The odds ratio is computed from the study population, which is assumed to be an unbiased sample of the actual population. So for the odds ratio to be unbiased, the exposure odds in the actual population should be the same as the exposure odds in the target population. (The OR can also be unbiased if both exposure odds are biased in the same direction and by the same [proportionate] amount, in which case the biases offset one another.)
The bias in the exposure odds in cases is equal to the ratio of the selection probabilities in cases, alpha/beta. The bias in the exposure odds in controls is equal to the ratio of the selection probabilities in controls, gamma/delta. So in the detection bias scenario we have just presented, alpha/beta = 0.9 / 0.11 = 8, indicating a substantial bias in the observed exposure odds in cases. Since the exposure odds in controls is unbiased (gamma / delta = 0.8/0.8 = 1), the bias in the odds ratio will be the same as the bias in the exposure odds in cases. Since the true OR of 1.0, the observed OR is 8.0
Interestingly, however, the remedy proposed by Horwitz and Feinstein involved the controls rather than the cases.

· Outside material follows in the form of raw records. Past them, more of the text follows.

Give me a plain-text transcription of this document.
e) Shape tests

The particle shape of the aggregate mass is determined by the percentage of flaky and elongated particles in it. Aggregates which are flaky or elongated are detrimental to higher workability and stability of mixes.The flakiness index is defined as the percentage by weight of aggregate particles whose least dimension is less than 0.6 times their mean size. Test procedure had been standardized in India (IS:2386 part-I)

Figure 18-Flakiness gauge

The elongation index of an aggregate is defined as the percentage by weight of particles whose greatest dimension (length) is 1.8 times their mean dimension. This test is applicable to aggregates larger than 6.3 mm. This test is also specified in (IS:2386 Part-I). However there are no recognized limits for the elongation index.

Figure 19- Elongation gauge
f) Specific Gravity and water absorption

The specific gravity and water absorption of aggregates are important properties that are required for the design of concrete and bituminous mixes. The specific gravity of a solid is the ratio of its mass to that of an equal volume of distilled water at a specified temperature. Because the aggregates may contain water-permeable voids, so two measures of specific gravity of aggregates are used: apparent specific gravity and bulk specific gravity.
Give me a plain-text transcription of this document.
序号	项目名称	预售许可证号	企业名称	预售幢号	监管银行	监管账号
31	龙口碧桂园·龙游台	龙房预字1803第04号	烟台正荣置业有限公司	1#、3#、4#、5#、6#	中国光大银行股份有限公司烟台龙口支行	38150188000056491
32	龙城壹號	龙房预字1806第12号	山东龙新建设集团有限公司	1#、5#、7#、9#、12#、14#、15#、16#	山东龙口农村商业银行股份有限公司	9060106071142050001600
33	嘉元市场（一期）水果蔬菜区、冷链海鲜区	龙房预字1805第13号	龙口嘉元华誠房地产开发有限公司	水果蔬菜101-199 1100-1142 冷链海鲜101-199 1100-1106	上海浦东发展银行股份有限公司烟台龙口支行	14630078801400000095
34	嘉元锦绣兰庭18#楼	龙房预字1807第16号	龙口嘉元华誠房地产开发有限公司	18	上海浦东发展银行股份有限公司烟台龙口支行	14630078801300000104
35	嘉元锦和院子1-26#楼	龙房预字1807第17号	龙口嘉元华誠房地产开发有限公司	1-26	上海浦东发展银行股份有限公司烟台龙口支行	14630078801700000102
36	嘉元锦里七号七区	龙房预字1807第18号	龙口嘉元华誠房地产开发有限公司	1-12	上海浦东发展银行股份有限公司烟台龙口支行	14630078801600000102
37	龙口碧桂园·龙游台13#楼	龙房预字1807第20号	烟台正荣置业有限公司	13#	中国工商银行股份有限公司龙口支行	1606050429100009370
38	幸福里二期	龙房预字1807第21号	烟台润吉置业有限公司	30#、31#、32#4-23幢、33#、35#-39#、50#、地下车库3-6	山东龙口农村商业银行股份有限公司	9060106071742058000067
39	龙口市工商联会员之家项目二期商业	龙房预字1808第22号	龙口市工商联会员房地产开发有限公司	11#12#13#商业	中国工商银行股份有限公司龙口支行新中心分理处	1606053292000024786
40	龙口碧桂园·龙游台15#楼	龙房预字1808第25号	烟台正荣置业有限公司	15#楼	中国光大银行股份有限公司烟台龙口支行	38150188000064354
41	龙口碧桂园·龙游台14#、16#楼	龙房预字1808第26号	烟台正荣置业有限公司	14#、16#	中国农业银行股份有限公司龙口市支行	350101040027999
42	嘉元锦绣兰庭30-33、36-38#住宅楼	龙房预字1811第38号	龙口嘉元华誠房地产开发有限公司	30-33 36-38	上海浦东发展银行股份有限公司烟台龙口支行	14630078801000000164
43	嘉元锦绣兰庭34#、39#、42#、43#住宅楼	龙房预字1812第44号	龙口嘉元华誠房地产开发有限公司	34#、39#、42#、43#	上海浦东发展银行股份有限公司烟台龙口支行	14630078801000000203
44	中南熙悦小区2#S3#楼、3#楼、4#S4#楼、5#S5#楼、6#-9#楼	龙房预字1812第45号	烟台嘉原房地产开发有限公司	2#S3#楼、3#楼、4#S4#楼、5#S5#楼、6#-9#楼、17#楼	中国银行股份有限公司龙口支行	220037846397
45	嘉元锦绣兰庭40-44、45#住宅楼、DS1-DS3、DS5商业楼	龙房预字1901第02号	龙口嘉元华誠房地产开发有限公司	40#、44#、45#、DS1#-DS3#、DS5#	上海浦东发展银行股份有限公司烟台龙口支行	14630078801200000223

Arguing that there were undetected cases of endometrial cancer in the population, Horwitz and Feinstein recommended that the control group be recruited from among women who had undergone the same diagnostic procedure for endometrial cancer (i.e., D&C) as had the cases, so that any endometrial cancers among the controls would be detected and could be added to the cases.
This proposal has a superficial appeal, since it makes it appear that the cases and controls are being treated the same (recall that the conventional understanding of the case-control study emphasized making a “fair” comparison of cases and controls). However, only a very small proportion of controls would have undetected endometrial cancer, and unless the D&C were being carried out specifically for the study, these women would already have been counted as cases. So the impact on the case group was negligible. In contrast, there was a substantial effect on the control group, since instead of being selected from the general population, to provide an estimate of estrogen use in the population from which cases arose, the control group provided an estimate of estrogen use in a population of women who attended gynecology clinics for evaluation of symptoms. These women were more likely to be receiving postmenopausal estrogens, of course, since evaluation of bleeding and other side effects would be a reason for getting a D&C. In terms of selection probabilities, we might guess that if 6% of postmenopausal women in the general population attend a gynecology clinic, then 36% of postmenopausal women using estrogens attend a gynecology clinic. As a result, gamma/delta now equals 6, and the OR is 1.3.